Ongoing Investigation into Fires
With the Northern California fires, investigators are looking into emergency radio traffic recordings that show fire crews were dispatched to at least 10 spots in Sonoma County in response to reports of sparking electrical wires and exploding transformers as high winds hit the area the night of October 8, 2017. The first fires were reported around the same time those calls came in. The fires have been burning for more than eight days and the death toll from these fires is now up to 41.
The electrical lines and equipment in Sonoma County are owned by PG&E. Critics of the utility say it shouldn’t take such a large catastrophe to show how bad the problem is. They say lax regulation and enforcement have led to the continuing problem of wildfires caused by power equipment failures. Critics also say power companies don’t do their due diligence when it comes to repairing their equipment and ensuring that trees are trimmed around power lines to prevent disasters. Cal Fire officials say it is too early to blame the utility giant, and that the cause still remains undetermined.
Compensation for Victims
Our California personal injury lawyers are staying abreast of the official investigation. Right now, there do seem to be links between the PG&E power equipment failures and the wildfires. If the official investigation does confirm that, then, victims of the wildfires – those who have lost their homes, property and loved ones – can file civil lawsuits against the utility company seeking compensation for their tremendous damages.

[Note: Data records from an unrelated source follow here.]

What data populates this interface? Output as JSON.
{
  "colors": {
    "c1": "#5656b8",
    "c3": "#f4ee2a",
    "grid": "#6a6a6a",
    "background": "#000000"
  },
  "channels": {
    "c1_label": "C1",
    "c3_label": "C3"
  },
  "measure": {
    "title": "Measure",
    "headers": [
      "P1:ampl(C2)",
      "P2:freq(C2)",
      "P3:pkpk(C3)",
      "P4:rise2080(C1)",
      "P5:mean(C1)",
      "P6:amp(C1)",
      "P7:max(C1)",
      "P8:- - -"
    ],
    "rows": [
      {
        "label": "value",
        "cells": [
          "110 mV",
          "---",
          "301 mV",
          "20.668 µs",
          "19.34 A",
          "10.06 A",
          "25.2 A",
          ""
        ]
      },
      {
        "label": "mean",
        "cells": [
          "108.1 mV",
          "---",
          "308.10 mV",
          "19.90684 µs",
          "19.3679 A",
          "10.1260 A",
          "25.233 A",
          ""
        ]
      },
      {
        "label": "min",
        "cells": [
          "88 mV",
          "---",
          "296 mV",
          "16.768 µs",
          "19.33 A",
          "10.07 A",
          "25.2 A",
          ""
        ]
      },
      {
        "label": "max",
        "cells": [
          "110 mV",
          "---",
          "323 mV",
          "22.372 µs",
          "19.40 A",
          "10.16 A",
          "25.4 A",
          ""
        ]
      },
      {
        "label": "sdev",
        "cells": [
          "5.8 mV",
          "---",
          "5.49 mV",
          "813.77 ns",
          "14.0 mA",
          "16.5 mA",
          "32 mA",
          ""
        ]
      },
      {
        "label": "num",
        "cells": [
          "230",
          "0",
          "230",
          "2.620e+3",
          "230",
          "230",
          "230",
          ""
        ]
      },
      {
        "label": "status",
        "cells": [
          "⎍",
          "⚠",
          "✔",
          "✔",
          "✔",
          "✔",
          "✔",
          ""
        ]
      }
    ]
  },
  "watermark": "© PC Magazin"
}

Regardless of the outcome of this investigation, the state’s Public Utilities Commission should revisit its enforcement policies and ensure that utility companies who charge ratepayers a lot of money for their services, do their part in updating and maintaining their electrical equipment. It should not take a catastrophe this large and tragic to effect a change in these policies. Our hearts go out to everyone who has lost loved ones and their homes in these wildfires.